Many, many moons ago, when I was about eight years old and lived in a joint family in Calcutta, I was witness to a Cardinal Sin being committed.
I was dashing past an open window in our backyard, in hot pursuit of a kite, when I stopped short: inside the room, my mother and my aunt were taking furtive drags of a cancer stick.
Those days, nobody talked so much about cigarettes KILLING you, the US was Marlboro country, and Wills Filter was made for each other, but the reason why I stopped short was that I couldn’t believe my eyes that I was seeing two women smoke.
“I’ve seen you, I’ve seen you — I’ll go and tell thamma (my grandmother) now,” I screamed wildly, as the two ladies frantically dragged me inside the room, and promised me three things: a bar of chocolate, at least two days of no-slapping, and less pressure to do homework.
“Okay, in that case I won’t tell thamma,” I compromised, but couldn’t stop lecturing: “How can women smoke? It’s not right, doesn’t look right…”
Life, as they say, has a strange way of catching up with you. Some years ago, I picked up smoking though I maintain I’m like Clinton. “I don’t inhale,” I tell whoever gives me spiels on how smoking is Bad For Health.
A few months ago, my mother — who still closet-smokes at least a couple every day — was visiting me, and we were walking down the lovely park in front of my house. (She suspected that I smoked, because she’d start sniffing the air around me each time I emerged out of a ‘smoking experience’ and came anywhere close to her: “I hope you’ve not been smoking… it kills…” she’d mutter darkly, before disappearing into the closet to light up.)
Now, it was time to clear the air, I thought. “I need to buy a packet of smokes,” I announced. “Shall we walk to the shop near the main gate and get it?”
Expectedly, she freaked: “You mean,” she said, “not only do you smoke and are blasé about it, you’re also shameless enough to buy cigarettes over the counter?” Well, yes, obviously, I said in my defence.
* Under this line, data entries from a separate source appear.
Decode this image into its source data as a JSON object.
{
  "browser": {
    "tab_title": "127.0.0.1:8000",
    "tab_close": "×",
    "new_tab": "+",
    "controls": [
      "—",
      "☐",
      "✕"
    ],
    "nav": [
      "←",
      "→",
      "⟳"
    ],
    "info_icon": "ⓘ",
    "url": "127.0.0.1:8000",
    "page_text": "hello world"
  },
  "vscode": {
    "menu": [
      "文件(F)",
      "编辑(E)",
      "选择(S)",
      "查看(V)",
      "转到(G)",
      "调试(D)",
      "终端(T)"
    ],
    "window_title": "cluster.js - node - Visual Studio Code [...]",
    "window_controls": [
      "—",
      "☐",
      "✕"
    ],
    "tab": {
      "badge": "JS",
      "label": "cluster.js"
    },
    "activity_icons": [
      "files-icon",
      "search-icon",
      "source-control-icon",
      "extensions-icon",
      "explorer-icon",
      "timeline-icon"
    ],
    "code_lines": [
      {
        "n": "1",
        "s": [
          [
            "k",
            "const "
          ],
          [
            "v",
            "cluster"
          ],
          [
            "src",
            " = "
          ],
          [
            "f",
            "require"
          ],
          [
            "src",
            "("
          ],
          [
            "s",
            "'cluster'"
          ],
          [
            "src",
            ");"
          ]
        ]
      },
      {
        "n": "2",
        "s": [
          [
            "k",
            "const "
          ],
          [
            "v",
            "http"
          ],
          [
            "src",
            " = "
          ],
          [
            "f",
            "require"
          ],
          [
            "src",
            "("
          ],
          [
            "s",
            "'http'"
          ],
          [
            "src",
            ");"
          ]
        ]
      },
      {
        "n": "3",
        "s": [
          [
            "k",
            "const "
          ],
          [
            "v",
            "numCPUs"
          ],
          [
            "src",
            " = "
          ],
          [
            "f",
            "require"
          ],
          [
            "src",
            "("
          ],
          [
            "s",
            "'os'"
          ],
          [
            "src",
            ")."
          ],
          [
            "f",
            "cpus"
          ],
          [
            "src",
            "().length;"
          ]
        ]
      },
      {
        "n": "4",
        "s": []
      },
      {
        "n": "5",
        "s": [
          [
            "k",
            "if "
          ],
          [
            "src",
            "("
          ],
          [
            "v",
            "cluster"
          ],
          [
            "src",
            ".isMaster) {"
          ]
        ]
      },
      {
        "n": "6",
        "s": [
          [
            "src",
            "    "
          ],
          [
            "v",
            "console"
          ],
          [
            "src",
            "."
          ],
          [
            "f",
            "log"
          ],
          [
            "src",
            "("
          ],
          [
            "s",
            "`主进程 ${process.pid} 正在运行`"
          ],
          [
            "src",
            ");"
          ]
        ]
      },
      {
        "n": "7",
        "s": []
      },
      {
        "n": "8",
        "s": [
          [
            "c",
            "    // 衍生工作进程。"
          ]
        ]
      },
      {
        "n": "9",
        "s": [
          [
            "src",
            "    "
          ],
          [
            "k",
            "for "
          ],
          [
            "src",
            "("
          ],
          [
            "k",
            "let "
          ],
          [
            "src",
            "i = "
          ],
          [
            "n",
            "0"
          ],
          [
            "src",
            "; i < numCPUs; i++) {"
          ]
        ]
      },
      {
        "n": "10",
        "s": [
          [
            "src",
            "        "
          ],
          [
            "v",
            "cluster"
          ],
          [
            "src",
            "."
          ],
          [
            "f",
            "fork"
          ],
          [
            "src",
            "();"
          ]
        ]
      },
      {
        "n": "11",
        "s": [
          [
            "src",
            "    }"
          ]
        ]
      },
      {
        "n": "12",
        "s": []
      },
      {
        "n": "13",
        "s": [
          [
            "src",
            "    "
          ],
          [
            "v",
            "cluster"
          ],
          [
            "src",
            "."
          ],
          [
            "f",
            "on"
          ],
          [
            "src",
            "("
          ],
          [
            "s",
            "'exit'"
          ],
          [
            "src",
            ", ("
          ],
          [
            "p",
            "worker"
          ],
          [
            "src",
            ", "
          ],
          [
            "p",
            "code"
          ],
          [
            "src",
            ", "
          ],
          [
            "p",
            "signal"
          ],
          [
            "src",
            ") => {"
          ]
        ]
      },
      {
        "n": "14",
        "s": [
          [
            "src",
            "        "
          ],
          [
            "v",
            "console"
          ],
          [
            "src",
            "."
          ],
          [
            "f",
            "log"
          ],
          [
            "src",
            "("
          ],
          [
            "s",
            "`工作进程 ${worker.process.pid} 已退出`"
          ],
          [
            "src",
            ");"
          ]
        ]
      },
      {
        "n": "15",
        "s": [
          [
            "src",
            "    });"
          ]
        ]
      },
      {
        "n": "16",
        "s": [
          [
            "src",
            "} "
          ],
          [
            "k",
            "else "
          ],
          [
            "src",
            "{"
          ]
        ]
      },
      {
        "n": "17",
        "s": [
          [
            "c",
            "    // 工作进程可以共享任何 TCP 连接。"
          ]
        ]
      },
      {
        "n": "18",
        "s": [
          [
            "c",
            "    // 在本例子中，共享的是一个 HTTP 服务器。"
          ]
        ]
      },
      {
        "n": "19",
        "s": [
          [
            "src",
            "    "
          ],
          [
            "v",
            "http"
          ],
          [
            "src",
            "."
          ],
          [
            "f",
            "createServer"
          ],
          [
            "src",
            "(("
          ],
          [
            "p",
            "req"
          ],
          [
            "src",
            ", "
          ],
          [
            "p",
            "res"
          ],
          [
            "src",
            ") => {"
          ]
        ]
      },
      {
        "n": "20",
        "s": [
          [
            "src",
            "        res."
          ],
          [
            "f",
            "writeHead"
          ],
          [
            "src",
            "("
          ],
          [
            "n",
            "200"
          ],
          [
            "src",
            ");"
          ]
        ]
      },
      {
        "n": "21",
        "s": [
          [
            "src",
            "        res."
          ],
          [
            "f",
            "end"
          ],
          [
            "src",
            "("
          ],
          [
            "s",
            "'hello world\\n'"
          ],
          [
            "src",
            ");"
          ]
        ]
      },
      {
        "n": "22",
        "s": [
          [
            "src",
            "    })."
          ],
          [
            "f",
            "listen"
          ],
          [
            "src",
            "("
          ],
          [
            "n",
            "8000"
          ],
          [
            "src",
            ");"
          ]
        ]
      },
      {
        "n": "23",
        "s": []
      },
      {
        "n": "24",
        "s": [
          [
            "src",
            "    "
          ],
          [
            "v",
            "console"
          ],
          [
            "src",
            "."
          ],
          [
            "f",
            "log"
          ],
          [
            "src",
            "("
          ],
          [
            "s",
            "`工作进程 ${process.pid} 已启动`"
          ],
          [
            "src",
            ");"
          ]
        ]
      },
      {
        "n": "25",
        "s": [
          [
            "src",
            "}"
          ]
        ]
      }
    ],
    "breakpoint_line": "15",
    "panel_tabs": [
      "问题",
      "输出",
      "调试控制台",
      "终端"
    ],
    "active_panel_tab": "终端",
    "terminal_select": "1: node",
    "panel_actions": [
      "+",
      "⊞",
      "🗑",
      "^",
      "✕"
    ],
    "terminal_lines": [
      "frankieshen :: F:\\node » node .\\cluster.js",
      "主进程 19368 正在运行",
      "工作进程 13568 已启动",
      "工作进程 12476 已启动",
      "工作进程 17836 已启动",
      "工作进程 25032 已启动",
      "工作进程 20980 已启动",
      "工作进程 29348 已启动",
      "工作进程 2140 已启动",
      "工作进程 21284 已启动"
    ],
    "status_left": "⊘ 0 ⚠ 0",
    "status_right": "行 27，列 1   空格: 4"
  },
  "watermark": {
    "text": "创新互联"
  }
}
It doesn’t look right, she persisted, for a woman to go and buy cigarettes. “You’re saying,” I said hotly, “that it would have been okay if I’d been a man, and not so because I’m a woman?
Besides, it’s my money, so what’s anybody’s problem?” “In our society,” the old girl clung on to her line. “People don’t take kindly to all this — I mean women buying cigarettes and then smoking them.”
Our society has to change, I pointed out, feeling like a principal giving an assembly speech. “And educated people like you should be leading the change, instead of reinstating the gender stereotypes.”
I guess she smoked that into her peace pipe.